At the event, Chambers, who has helmed the program for 15 years, also received special recognition for her continued leadership and determination to help it grow.

We recently spoke with Chambers about the tools publishing professionals need today. (And look for more on the NYU publishing program in the Feb. 13, 2023, issue of PW.)

What’s the one quality publishing professionals need to succeed in this evolving business?

I don’t think one quality can capture what is necessary to succeed in this business. Several things come to mind: nimbleness, curiosity, love of words, cultural awareness. Perhaps being an artful communicator of the issues of our times may sum it up best.

What steps do you take to ensure students do not find a disconnect between learning about publishing and working in the industry?

In the MS in Publishing program, learning about publishing and working in the publishing industry, or preparing to work in the industry, are deeply interconnected. The program emphasizes industry-based learning in every aspect of the curriculum. Students are producing videos, creating sales and marketing plans, analyzing live web traffic, editing manuscripts, participating in mock book auctions and sales conferences, launching hypothetical podcasts, and conducting social media audits—to name just a few of the classroom activities and assignments in the program. In the final course, the capstone, students develop a business plan for a new media venture.

In addition, we strive to expand classroom learning into the industry itself. Each semester we take students on industry visits to get an inside look at how publishing and media businesses operate and meet the teams involved. This semester, we have visited Little, Brown Books for Young Readers as well as NPR’s New York office to meet its podcast team, and next up in early December is Avid Reader Press at Simon & Schuster. Our students are invited to participate in major conferences like the U.S. Book Show, Digital Book World, and Comic Con. We also host public forums on key media issues for our students and the publishing community at large.

The publishing community has been an extraordinary partner in everything we do. Our faculty members are all key industry executives, including publishers, editors-in-chief, and top digital, sales, and marketing officers. They host industry visits, speak at our panels and conferences, serve as student mentors, and advise us on new industry trends. We have an extraordinary advisory board of top industry leaders who come together to help shape the curriculum and share ideas about what our students need to know now and in the future.
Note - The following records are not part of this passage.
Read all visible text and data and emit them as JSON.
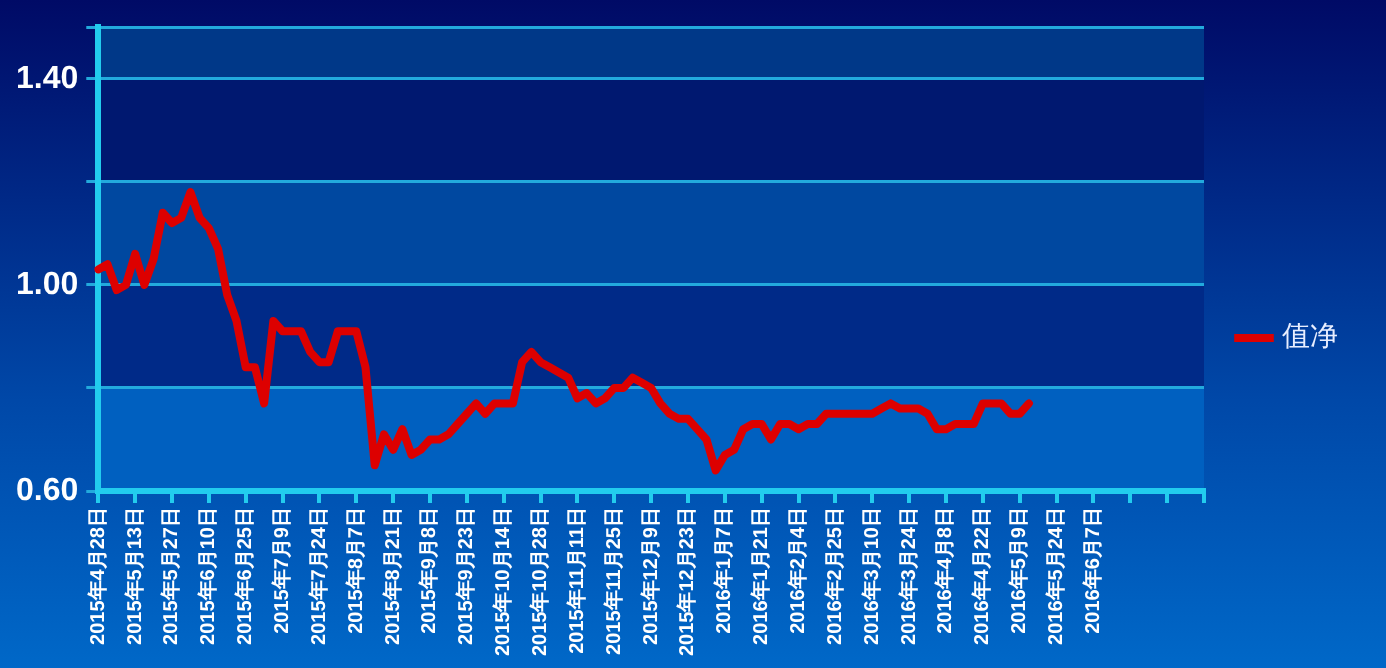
{
  "chart_data": {
    "type": "line",
    "categories": [
      "2015年4月28日",
      null,
      null,
      null,
      "2015年5月13日",
      null,
      null,
      null,
      "2015年5月27日",
      null,
      null,
      null,
      "2015年6月10日",
      null,
      null,
      null,
      "2015年6月25日",
      null,
      null,
      null,
      "2015年7月9日",
      null,
      null,
      null,
      "2015年7月24日",
      null,
      null,
      null,
      "2015年8月7日",
      null,
      null,
      null,
      "2015年8月21日",
      null,
      null,
      null,
      "2015年9月8日",
      null,
      null,
      null,
      "2015年9月23日",
      null,
      null,
      null,
      "2015年10月14日",
      null,
      null,
      null,
      "2015年10月28日",
      null,
      null,
      null,
      "2015年11月11日",
      null,
      null,
      null,
      "2015年11月25日",
      null,
      null,
      null,
      "2015年12月9日",
      null,
      null,
      null,
      "2015年12月23日",
      null,
      null,
      null,
      "2016年1月7日",
      null,
      null,
      null,
      "2016年1月21日",
      null,
      null,
      null,
      "2016年2月4日",
      null,
      null,
      null,
      "2016年2月25日",
      null,
      null,
      null,
      "2016年3月10日",
      null,
      null,
      null,
      "2016年3月24日",
      null,
      null,
      null,
      "2016年4月8日",
      null,
      null,
      null,
      "2016年4月22日",
      null,
      null,
      null,
      "2016年5月9日",
      null,
      null,
      null,
      "2016年5月24日",
      null,
      null,
      null,
      "2016年6月7日",
      null,
      null,
      null,
      null,
      null,
      null,
      null,
      null,
      null,
      null,
      null,
      null
    ],
    "series": [
      {
        "name": "值净",
        "color": "#dd0000",
        "values": [
          1.03,
          1.04,
          0.99,
          1.0,
          1.06,
          1.0,
          1.05,
          1.14,
          1.12,
          1.13,
          1.18,
          1.13,
          1.11,
          1.07,
          0.98,
          0.93,
          0.84,
          0.84,
          0.77,
          0.93,
          0.91,
          0.91,
          0.91,
          0.87,
          0.85,
          0.85,
          0.91,
          0.91,
          0.91,
          0.84,
          0.65,
          0.71,
          0.68,
          0.72,
          0.67,
          0.68,
          0.7,
          0.7,
          0.71,
          0.73,
          0.75,
          0.77,
          0.75,
          0.77,
          0.77,
          0.77,
          0.85,
          0.87,
          0.85,
          0.84,
          0.83,
          0.82,
          0.78,
          0.79,
          0.77,
          0.78,
          0.8,
          0.8,
          0.82,
          0.81,
          0.8,
          0.77,
          0.75,
          0.74,
          0.74,
          0.72,
          0.7,
          0.64,
          0.67,
          0.68,
          0.72,
          0.73,
          0.73,
          0.7,
          0.73,
          0.73,
          0.72,
          0.73,
          0.73,
          0.75,
          0.75,
          0.75,
          0.75,
          0.75,
          0.75,
          0.76,
          0.77,
          0.76,
          0.76,
          0.76,
          0.75,
          0.72,
          0.72,
          0.73,
          0.73,
          0.73,
          0.77,
          0.77,
          0.77,
          0.75,
          0.75,
          0.77,
          null,
          null,
          null,
          null,
          null,
          null,
          null,
          null,
          null,
          null,
          null,
          null,
          null,
          null,
          null,
          null,
          null,
          null,
          null
        ]
      }
    ],
    "ylim": [
      0.6,
      1.5
    ],
    "yticks": [
      {
        "value": 0.6,
        "label": "0.60"
      },
      {
        "value": 0.8,
        "label": null
      },
      {
        "value": 1.0,
        "label": "1.00"
      },
      {
        "value": 1.2,
        "label": null
      },
      {
        "value": 1.4,
        "label": "1.40"
      },
      {
        "value": 1.5,
        "label": null
      }
    ],
    "bands": [
      {
        "axis": "y",
        "from": 0.6,
        "to": 0.8,
        "color": "#0060c0"
      },
      {
        "axis": "y",
        "from": 0.8,
        "to": 1.0,
        "color": "#002a88"
      },
      {
        "axis": "y",
        "from": 1.0,
        "to": 1.2,
        "color": "#0048a0"
      },
      {
        "axis": "y",
        "from": 1.2,
        "to": 1.4,
        "color": "#001870"
      },
      {
        "axis": "y",
        "from": 1.4,
        "to": 1.5,
        "color": "#003888"
      }
    ],
    "grid": "y",
    "legend": "right",
    "marker": "none",
    "line_style": "solid"
  }
}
Our industry partners have been very supportive by providing internships and by constantly alerting us when positions open up at their companies. Recently, we launched a Diversity Scholarship initiative. The industry has been supportive of our efforts to provide funding to students from diverse backgrounds. Those who have contributed to this scholarship program include Penguin Random House, Macmillan, Simon & Schuster, Ulysses Press, and the Women’s Media Group.